Autant doué dans sa construction diégétique que dans sa maîtrise des situations, le film de Panahi possède cette qualité rare de transformer le drame de la situation sociale iranienne en une fresque tragico-comique imparable.
I – Un récit palinodique
La construction diégétique s’organise comme une palinodie (du grec palin : « en arrière » et ôdê : « chant »), c’est-à-dire un discours qui déconstruit, en conclusion, tout ce qui a été affirmé dans le développement.
En effet, au départ, le film se concentre sur cette famille ordinaire qui renverse, dans un « simple accident », un chien errant. Cette séquence peut annoncer ironiquement la suite du déroulé narratif, mais aussi introduire l’homme qui sera lui-même victime d’un « accident », cette fois volontaire.
Le titre de l’œuvre initie déjà une forme de relecture – ou plutôt de pré-lecture – de la suite, car ce que l’adjectif « simple » occulte, c’est la présence de victimes dans les différents cas : le chien dans un premier temps, les victimes du tortionnaire, et le tortionnaire lui-même dans un second.
De plus, on remarque que l’article « un » est lui aussi problématique, tant les accidents seront nombreux durant ce road trip. À commencer par la récurrence des pannes, figure emblématique de la construction palinodique et de ses hésitations : celles-ci permettent au récit de préparer la suite de ses événements.
C’est en tombant en panne que le tortionnaire rencontre le destin de sa future victime ; et c’est ainsi que l’on passe d’un personnage central à un personnage excentré. Le récit déconstruit immédiatement l’image du héros.

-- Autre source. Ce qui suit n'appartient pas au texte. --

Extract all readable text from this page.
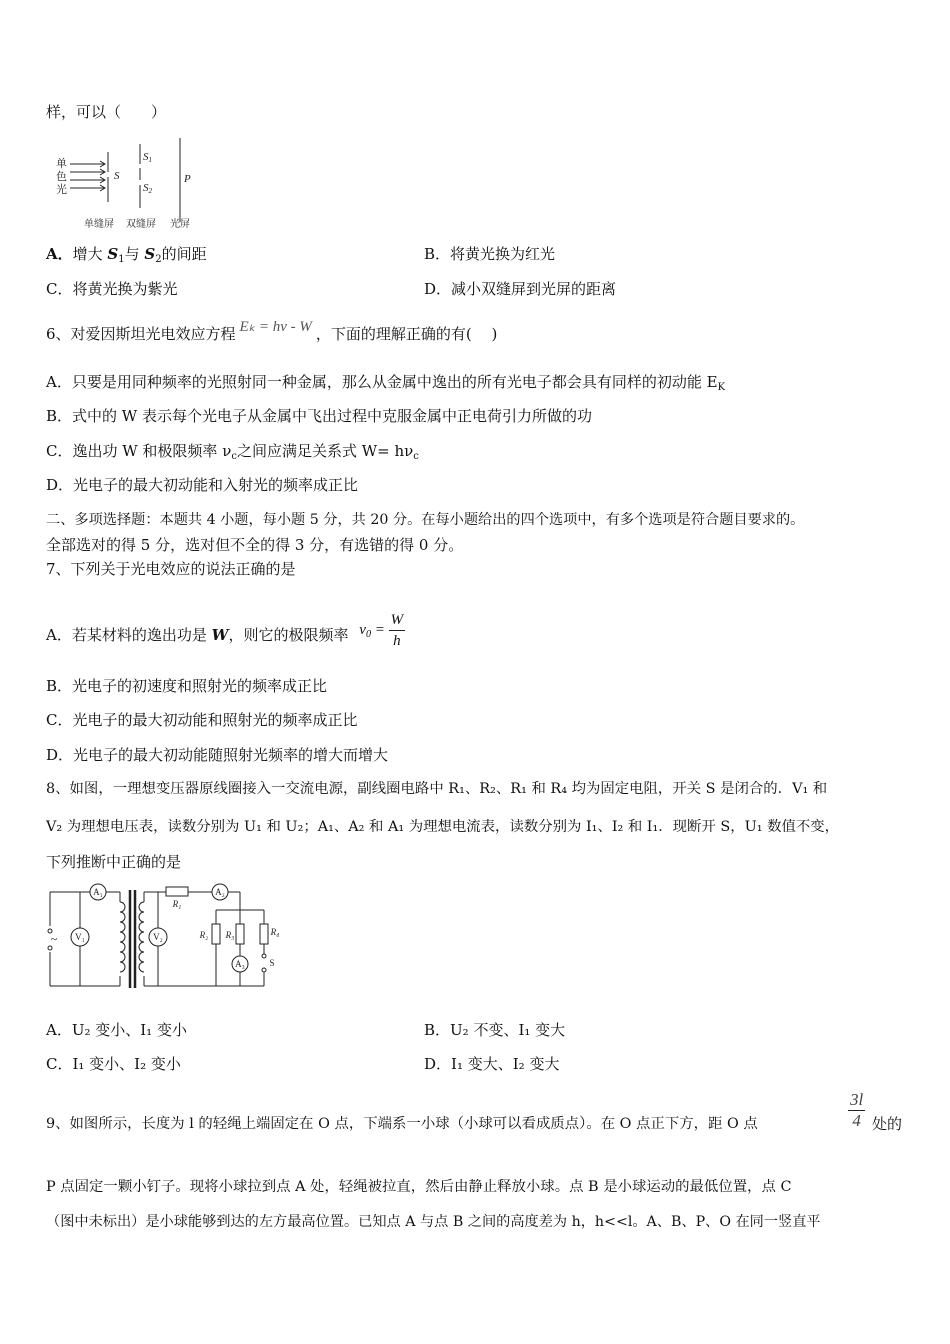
样，可以（　　）
单
色
光
S
S1
S2
P
单缝屏 双缝屏 光屏
A．增大 $S_1$与 $S_2$的间距	B．将黄光换为红光
C．将黄光换为紫光	D．减小双缝屏到光屏的距离
6、对爱因斯坦光电效应方程 Eₖ = hν - W ，下面的理解正确的有(　 )
A．只要是用同种频率的光照射同一种金属，那么从金属中逸出的所有光电子都会具有同样的初动能 $E_K$
B．式中的 W 表示每个光电子从金属中飞出过程中克服金属中正电荷引力所做的功
C．逸出功 W 和极限频率 $\nu_c$之间应满足关系式 $W= h\nu_c$
D．光电子的最大初动能和入射光的频率成正比
二、多项选择题：本题共 4 小题，每小题 5 分，共 20 分。在每小题给出的四个选项中，有多个选项是符合题目要求的。
全部选对的得 5 分，选对但不全的得 3 分，有选错的得 0 分。
7、下列关于光电效应的说法正确的是
A．若某材料的逸出功是 W，则它的极限频率 $\nu_0 = \frac{W}{h}$
B．光电子的初速度和照射光的频率成正比
C．光电子的最大初动能和照射光的频率成正比
D．光电子的最大初动能随照射光频率的增大而增大
8、如图，一理想变压器原线圈接入一交流电源，副线圈电路中 R₁、R₂、R₁ 和 R₄ 均为固定电阻，开关 S 是闭合的．V₁ 和
V₂ 为理想电压表，读数分别为 U₁ 和 U₂；A₁、A₂ 和 A₁ 为理想电流表，读数分别为 I₁、I₂ 和 I₁．现断开 S，U₁ 数值不变，
下列推断中正确的是
A₁
V₁	V₂
A₂
A₃
R₁
R₂ R₃	R₄
S
~
A．U₂ 变小、I₁ 变小	B．U₂ 不变、I₁ 变大
C．I₁ 变小、I₂ 变小	D．I₁ 变大、I₂ 变大
$\frac{3l}{4}$
9、如图所示，长度为 l 的轻绳上端固定在 O 点，下端系一小球（小球可以看成质点）。在 O 点正下方，距 O 点	处的
P 点固定一颗小钉子。现将小球拉到点 A 处，轻绳被拉直，然后由静止释放小球。点 B 是小球运动的最低位置，点 C
（图中未标出）是小球能够到达的左方最高位置。已知点 A 与点 B 之间的高度差为 h，h<<l。A、B、P、O 在同一竖直平
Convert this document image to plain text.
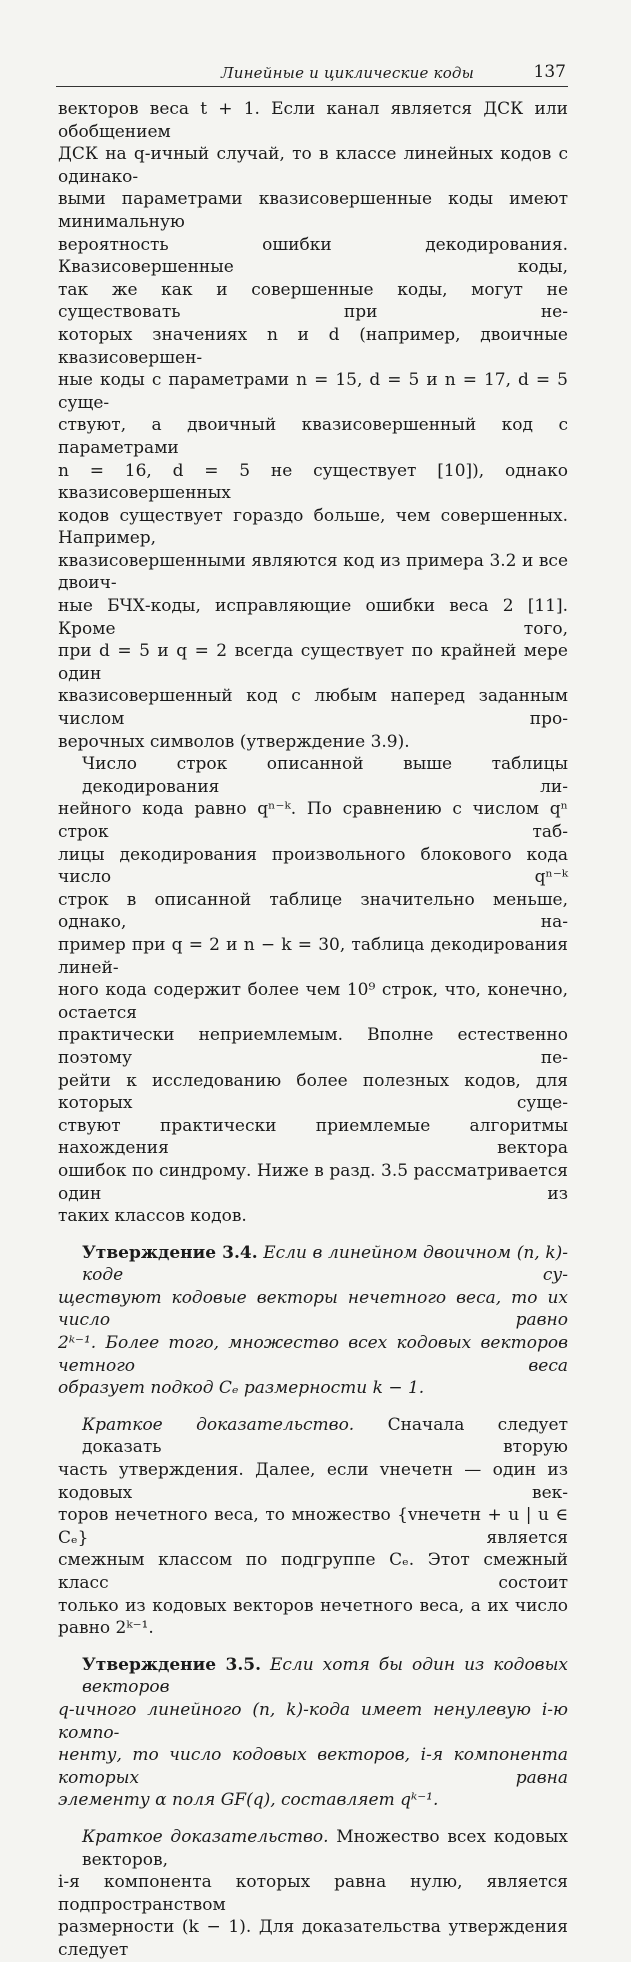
Линейные и циклические коды	137

векторов веса t + 1. Если канал является ДСК или обобщением
ДСК на q-ичный случай, то в классе линейных кодов с одинако-
выми параметрами квазисовершенные коды имеют минимальную
вероятность ошибки декодирования. Квазисовершенные коды,
так же как и совершенные коды, могут не существовать при не-
которых значениях n и d (например, двоичные квазисовершен-
ные коды с параметрами n = 15, d = 5 и n = 17, d = 5 суще-
ствуют, а двоичный квазисовершенный код с параметрами
n = 16, d = 5 не существует [10]), однако квазисовершенных
кодов существует гораздо больше, чем совершенных. Например,
квазисовершенными являются код из примера 3.2 и все двоич-
ные БЧХ-коды, исправляющие ошибки веса 2 [11]. Кроме того,
при d = 5 и q = 2 всегда существует по крайней мере один
квазисовершенный код с любым наперед заданным числом про-
верочных символов (утверждение 3.9).

Число строк описанной выше таблицы декодирования ли-
нейного кода равно qⁿ⁻ᵏ. По сравнению с числом qⁿ строк таб-
лицы декодирования произвольного блокового кода число qⁿ⁻ᵏ
строк в описанной таблице значительно меньше, однако, на-
пример при q = 2 и n − k = 30, таблица декодирования линей-
ного кода содержит более чем 10⁹ строк, что, конечно, остается
практически неприемлемым. Вполне естественно поэтому пе-
рейти к исследованию более полезных кодов, для которых суще-
ствуют практически приемлемые алгоритмы нахождения вектора
ошибок по синдрому. Ниже в разд. 3.5 рассматривается один из
таких классов кодов.

Утверждение 3.4. Если в линейном двоичном (n, k)-коде су-
ществуют кодовые векторы нечетного веса, то их число равно
2ᵏ⁻¹. Более того, множество всех кодовых векторов четного веса
образует подкод Cₑ размерности k − 1.

Краткое доказательство. Сначала следует доказать вторую
часть утверждения. Далее, если vнечетн — один из кодовых век-
торов нечетного веса, то множество {vнечетн + u | u ∈ Cₑ} является
смежным классом по подгруппе Cₑ. Этот смежный класс состоит
только из кодовых векторов нечетного веса, а их число
равно 2ᵏ⁻¹.

Утверждение 3.5. Если хотя бы один из кодовых векторов
q-ичного линейного (n, k)-кода имеет ненулевую i-ю компо-
ненту, то число кодовых векторов, i-я компонента которых равна
элементу α поля GF(q), составляет qᵏ⁻¹.

Краткое доказательство. Множество всех кодовых векторов,
i-я компонента которых равна нулю, является подпространством
размерности (k − 1). Для доказательства утверждения следует
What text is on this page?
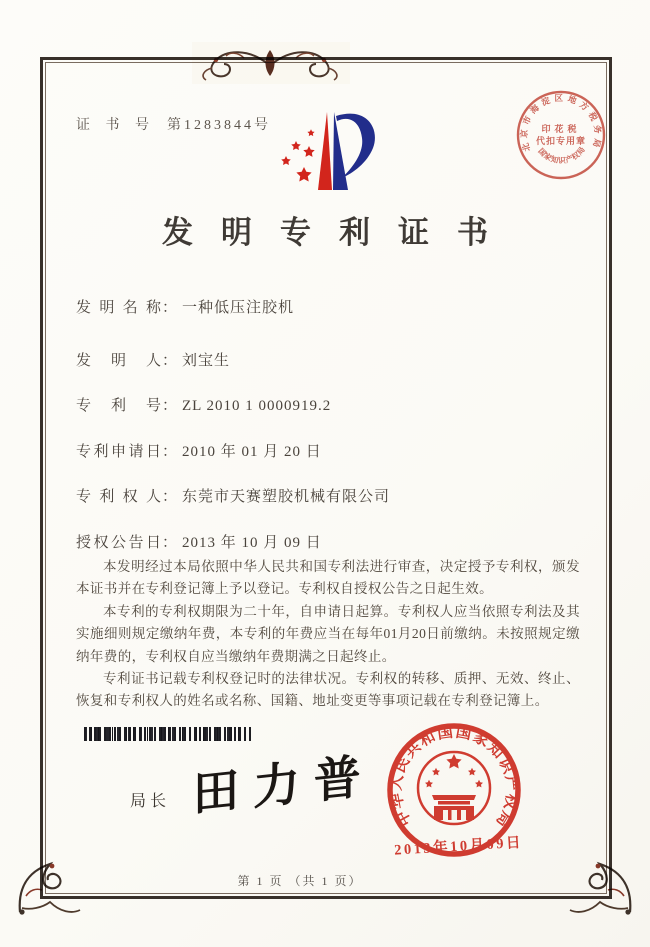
证 书 号 第1283844号
发明专利证书
发明名称： 一种低压注胶机
发明人： 刘宝生
专利号： ZL 2010 1 0000919.2
专利申请日： 2010 年 01 月 20 日
专利权人： 东莞市天赛塑胶机械有限公司
授权公告日： 2013 年 10 月 09 日

本发明经过本局依照中华人民共和国专利法进行审查，决定授予专利权，颁发本证书并在专利登记簿上予以登记。专利权自授权公告之日起生效。

本专利的专利权期限为二十年，自申请日起算。专利权人应当依照专利法及其实施细则规定缴纳年费，本专利的年费应当在每年01月20日前缴纳。未按照规定缴纳年费的，专利权自应当缴纳年费期满之日起终止。

专利证书记载专利权登记时的法律状况。专利权的转移、质押、无效、终止、恢复和专利权人的姓名或名称、国籍、地址变更等事项记载在专利登记簿上。

局长 田力普
第 1 页 （共 1 页）
北京市海淀区地方税务局
国家知识产权局
印花税
代扣专用章
中华人民共和国国家知识产权局
2013年10月09日
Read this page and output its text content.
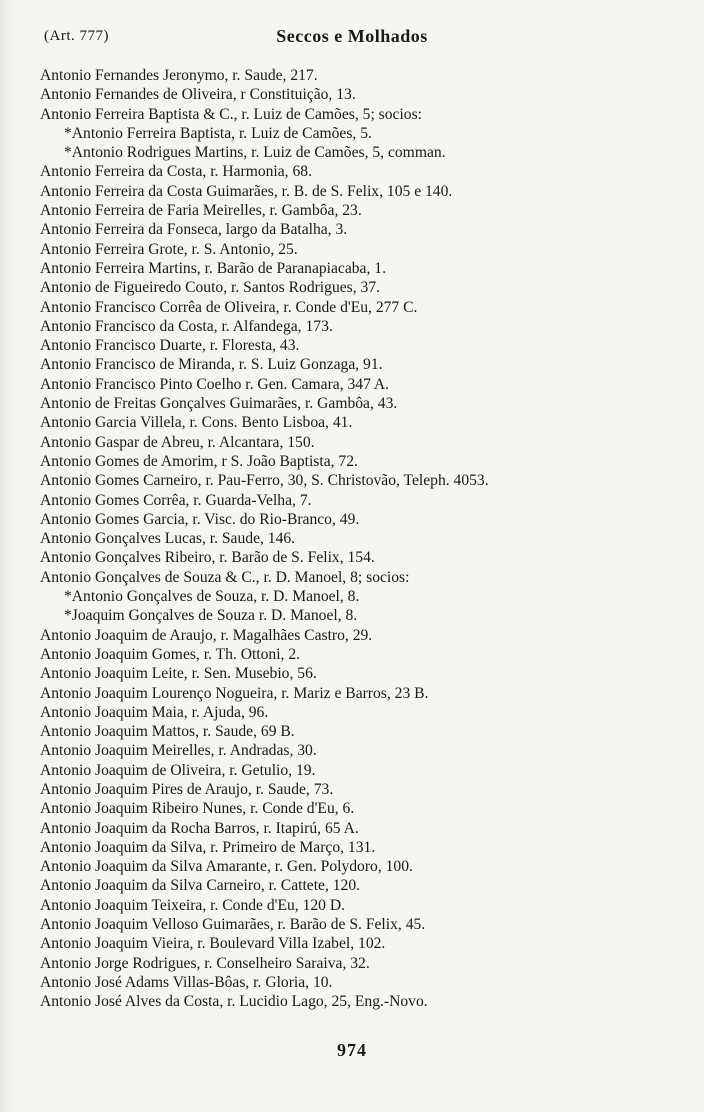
(Art. 777)	Seccos e Molhados
Antonio Fernandes Jeronymo, r. Saude, 217.
Antonio Fernandes de Oliveira, r Constituição, 13.
Antonio Ferreira Baptista & C., r. Luiz de Camões, 5; socios:
*Antonio Ferreira Baptista, r. Luiz de Camões, 5.
*Antonio Rodrigues Martins, r. Luiz de Camões, 5, comman.
Antonio Ferreira da Costa, r. Harmonia, 68.
Antonio Ferreira da Costa Guimarães, r. B. de S. Felix, 105 e 140.
Antonio Ferreira de Faria Meirelles, r. Gambôa, 23.
Antonio Ferreira da Fonseca, largo da Batalha, 3.
Antonio Ferreira Grote, r. S. Antonio, 25.
Antonio Ferreira Martins, r. Barão de Paranapiacaba, 1.
Antonio de Figueiredo Couto, r. Santos Rodrigues, 37.
Antonio Francisco Corrêa de Oliveira, r. Conde d'Eu, 277 C.
Antonio Francisco da Costa, r. Alfandega, 173.
Antonio Francisco Duarte, r. Floresta, 43.
Antonio Francisco de Miranda, r. S. Luiz Gonzaga, 91.
Antonio Francisco Pinto Coelho r. Gen. Camara, 347 A.
Antonio de Freitas Gonçalves Guimarães, r. Gambôa, 43.
Antonio Garcia Villela, r. Cons. Bento Lisboa, 41.
Antonio Gaspar de Abreu, r. Alcantara, 150.
Antonio Gomes de Amorim, r S. João Baptista, 72.
Antonio Gomes Carneiro, r. Pau-Ferro, 30, S. Christovão, Teleph. 4053.
Antonio Gomes Corrêa, r. Guarda-Velha, 7.
Antonio Gomes Garcia, r. Visc. do Rio-Branco, 49.
Antonio Gonçalves Lucas, r. Saude, 146.
Antonio Gonçalves Ribeiro, r. Barão de S. Felix, 154.
Antonio Gonçalves de Souza & C., r. D. Manoel, 8; socios:
*Antonio Gonçalves de Souza, r. D. Manoel, 8.
*Joaquim Gonçalves de Souza r. D. Manoel, 8.
Antonio Joaquim de Araujo, r. Magalhães Castro, 29.
Antonio Joaquim Gomes, r. Th. Ottoni, 2.
Antonio Joaquim Leite, r. Sen. Musebio, 56.
Antonio Joaquim Lourenço Nogueira, r. Mariz e Barros, 23 B.
Antonio Joaquim Maia, r. Ajuda, 96.
Antonio Joaquim Mattos, r. Saude, 69 B.
Antonio Joaquim Meirelles, r. Andradas, 30.
Antonio Joaquim de Oliveira, r. Getulio, 19.
Antonio Joaquim Pires de Araujo, r. Saude, 73.
Antonio Joaquim Ribeiro Nunes, r. Conde d'Eu, 6.
Antonio Joaquim da Rocha Barros, r. Itapirú, 65 A.
Antonio Joaquim da Silva, r. Primeiro de Março, 131.
Antonio Joaquim da Silva Amarante, r. Gen. Polydoro, 100.
Antonio Joaquim da Silva Carneiro, r. Cattete, 120.
Antonio Joaquim Teixeira, r. Conde d'Eu, 120 D.
Antonio Joaquim Velloso Guimarães, r. Barão de S. Felix, 45.
Antonio Joaquim Vieira, r. Boulevard Villa Izabel, 102.
Antonio Jorge Rodrigues, r. Conselheiro Saraiva, 32.
Antonio José Adams Villas-Bôas, r. Gloria, 10.
Antonio José Alves da Costa, r. Lucidio Lago, 25, Eng.-Novo.
974
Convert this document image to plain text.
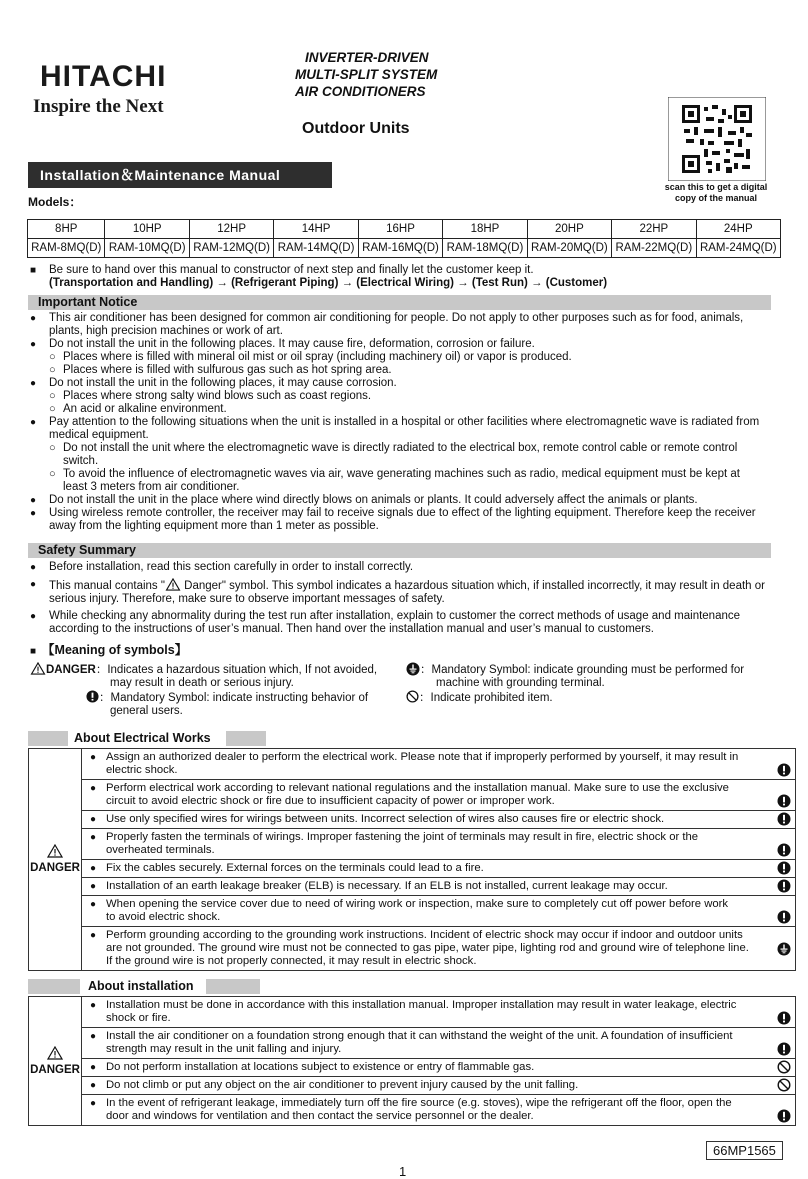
HITACHI
Inspire the Next
INVERTER-DRIVEN
MULTI-SPLIT SYSTEM
AIR CONDITIONERS
Outdoor Units
scan this to get a digital
copy of the manual
Installation＆Maintenance Manual
Models：
8HP	10HP	12HP	14HP	16HP	18HP	20HP	22HP	24HP
RAM-8MQ(D)	RAM-10MQ(D)	RAM-12MQ(D)	RAM-14MQ(D)	RAM-16MQ(D)	RAM-18MQ(D)	RAM-20MQ(D)	RAM-22MQ(D)	RAM-24MQ(D)
■ Be sure to hand over this manual to constructor of next step and finally let the customer keep it.
(Transportation and Handling) → (Refrigerant Piping) → (Electrical Wiring) → (Test Run) → (Customer)
Important Notice
● This air conditioner has been designed for common air conditioning for people. Do not apply to other purposes such as for food, animals,
plants, high precision machines or work of art.
● Do not install the unit in the following places. It may cause fire, deformation, corrosion or failure.
○ Places where is filled with mineral oil mist or oil spray (including machinery oil) or vapor is produced.
○ Places where is filled with sulfurous gas such as hot spring area.
● Do not install the unit in the following places, it may cause corrosion.
○ Places where strong salty wind blows such as coast regions.
○ An acid or alkaline environment.
● Pay attention to the following situations when the unit is installed in a hospital or other facilities where electromagnetic wave is radiated from
medical equipment.
○ Do not install the unit where the electromagnetic wave is directly radiated to the electrical box, remote control cable or remote control
switch.
○ To avoid the influence of electromagnetic waves via air, wave generating machines such as radio, medical equipment must be kept at
least 3 meters from air conditioner.
● Do not install the unit in the place where wind directly blows on animals or plants. It could adversely affect the animals or plants.
● Using wireless remote controller, the receiver may fail to receive signals due to effect of the lighting equipment. Therefore keep the receiver
away from the lighting equipment more than 1 meter as possible.
Safety Summary
● Before installation, read this section carefully in order to install correctly.
● This manual contains " Danger" symbol. This symbol indicates a hazardous situation which, if installed incorrectly, it may result in death or
serious injury. Therefore, make sure to observe important messages of safety.
● While checking any abnormality during the test run after installation, explain to customer the correct methods of usage and maintenance
according to the instructions of user’s manual. Then hand over the installation manual and user’s manual to customers.
■ 【Meaning of symbols】
DANGER：Indicates a hazardous situation which, If not avoided,
may result in death or serious injury.
：Mandatory Symbol: indicate instructing behavior of
general users.
：Mandatory Symbol: indicate grounding must be performed for
machine with grounding terminal.
：Indicate prohibited item.
About Electrical Works

DANGER	
● Assign an authorized dealer to perform the electrical work. Please note that if improperly performed by yourself, it may result in
electric shock.

● Perform electrical work according to relevant national regulations and the installation manual. Make sure to use the exclusive
circuit to avoid electric shock or fire due to insufficient capacity of power or improper work.

● Use only specified wires for wirings between units. Incorrect selection of wires also causes fire or electric shock.

● Properly fasten the terminals of wirings. Improper fastening the joint of terminals may result in fire, electric shock or the
overheated terminals.

● Fix the cables securely. External forces on the terminals could lead to a fire.

● Installation of an earth leakage breaker (ELB) is necessary. If an ELB is not installed, current leakage may occur.

● When opening the service cover due to need of wiring work or inspection, make sure to completely cut off power before work
to avoid electric shock.

● Perform grounding according to the grounding work instructions. Incident of electric shock may occur if indoor and outdoor units
are not grounded. The ground wire must not be connected to gas pipe, water pipe, lighting rod and ground wire of telephone line.
If the ground wire is not properly connected, it may result in electric shock.
About installation

DANGER	
● Installation must be done in accordance with this installation manual. Improper installation may result in water leakage, electric
shock or fire.

● Install the air conditioner on a foundation strong enough that it can withstand the weight of the unit. A foundation of insufficient
strength may result in the unit falling and injury.

● Do not perform installation at locations subject to existence or entry of flammable gas.

● Do not climb or put any object on the air conditioner to prevent injury caused by the unit falling.

● In the event of refrigerant leakage, immediately turn off the fire source (e.g. stoves), wipe the refrigerant off the floor, open the
door and windows for ventilation and then contact the service personnel or the dealer.
66MP1565
1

Car, bien qu’il captive tous les regards et les discussions, « Golrork » passe rapidement au second plan. Toute la première partie du film demeure assez floue : on ne comprend que plus tard qu’il s’agit d’une vengeance envers un haut placé du régime iranien.
C’est dans ce mystère de l’enlèvement que la forme palinodique commence à agir, puisqu’elle laisse d’abord penser qu’il s’agit à nouveau d’un « accident », ou plutôt d’une erreur, et qu’il ne s’agit pas de la bonne personne. C’est la première forme de rétroaction de l’œuvre : passer d’un accident à un enlèvement justifié, d’un doute sur l’identité du tortionnaire à une certitude.
Si la construction diégétique emprunte à la palinodie, c’est aussi pour mettre en valeur la portée de son discours politique : c’est en insistant et en poursuivant sans relâche que les coupables finissent par payer. Ainsi, tous les accidents auxquels les personnages font face prennent leur sens, car ils s’inscrivent avant tout dans cette quête de vindicte. Si les héros pensent d’abord qu’il s’agit d’un accident, c’est en persévérant qu’ils finissent par faire avouer leur victime.
Cependant, on pourrait tout aussi bien avoir une autre lecture du récit, et considérer que la réinterprétation des faits à laquelle pousse la fin interroge davantage la vacuité de l’action politique et sociale dans laquelle s’inscrivent les personnages :n’est-il pas vain de se venger ? La lutte n’est-elle pas perdue d’avance ?
Car si, en conclusion, le récit semble contredire tout ce qu’il a jusqu’alors initié, c’est probablement par un désir de reformuler la signification du discours et de lui conférer un style plus baroque.
II – De la situation
Là demeure la principale force du film : ne pas se réduire à un film engagé s’enlisant dans la véhémence et la répétition. La trajectoire est plus subtile et convoque une plus grande diversité de genres – à commencer par l’absurde. La situation dans laquelle tous se retrouvent fait clairement penser au théâtre beckettien, dont la pièce En attendant Godot est d’ailleurs citée.
Celle-ci résume parfaitement l’inertie des personnages, et l’ajout constant de nouveaux venus sur leur route, tous pris dans ce petit théâtre dont la camionnette constitue l’incarnation.
La réussite du film est donc d’osciller entre drame social et comique de situation, passant du suspense de la scène du garage – qui n’est pas sans rappeler l’obscurité d’un Dogman – à la légèreté de l’échange entre les personnages et les deux policiers. Panahi empêche ainsi son œuvre de basculer dans le simple pamphlet et lui donne une dimension plus intelligente, tournant en dérision la situation sociale et la lutte interne que se livrent les Iraniens.
Là où d’autres s’attaquent frontalement aux déboires et déviances du régime, Un simple accident dévie de chemin en usant d’un humour libérateur au parfum de nouveauté, refusant la chute vers un obscur militantisme.